The legal ordeal is over for a father who disconnected his comatose son from a respirator and held him until he died, but the act of desperation reveals a gap in laws dealing with euthanasia, experts said.
A grand jury refused Thursday to indict Rudy Linares on a first-degree murder charge for the April 26 death of his 15-month-old son, Samuel.Linares, 23, pulled a .357-caliber Magnum handgun on hospital staff and kept them at bay while taking his son off a respirator and cradling the boy in his arms until the severely brain-damaged toddler died.
He said he did it "because I loved my son." The child had been in a coma since August, when he accidentally swallowed a balloon, cutting off oxygen to his brain.
Linares pleaded guilty Thursday to a misdemeanor charge of unlawful use of a weapon and was sentenced by Circuit Judge Robert Bastone to one year conditional discharge, meaning he will serve no time in jail.
Bastone told him to get a psychological evaluation and consider counseling.
"As far as punishment is concerned, I think you have suffered enough," the judge said.
"I'm glad it's more or less behind me now," Linares said. "I want to thank everybody that sent me cards, letters, their prayers, moral support."
Linares, a house painter from Cicero, had been charged with murder, but after the grand jury action, the state's attorney's office said it would not prosecute the charge.

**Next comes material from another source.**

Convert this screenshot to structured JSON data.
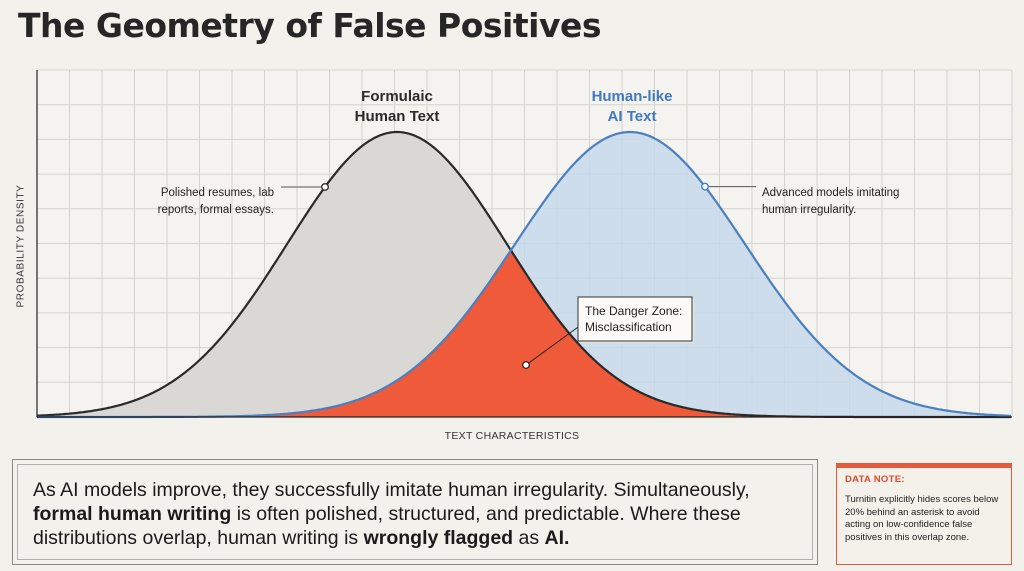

Groups that back legislation to support parents and other relatives in such cases applauded the grand jury's decision.
"Everybody is really relieved for Mr. Linares," said Fenella Rouse, legal director for the New York-based Society for the Right to Die. "It's the right decision. I'm very glad he'll be able to get back to some relative privacy."
Rouse said laws and court precedents at the federal and state levels protect parents and doctors in disconnecting life support when children are in irreversible comas.
"This wasn't a gray area," she said.
Prosecutors, the hospital and Linares' lawyers disagreed.
Public defender Kevin Smith said Congress and state legislatures must draft laws to govern such cases.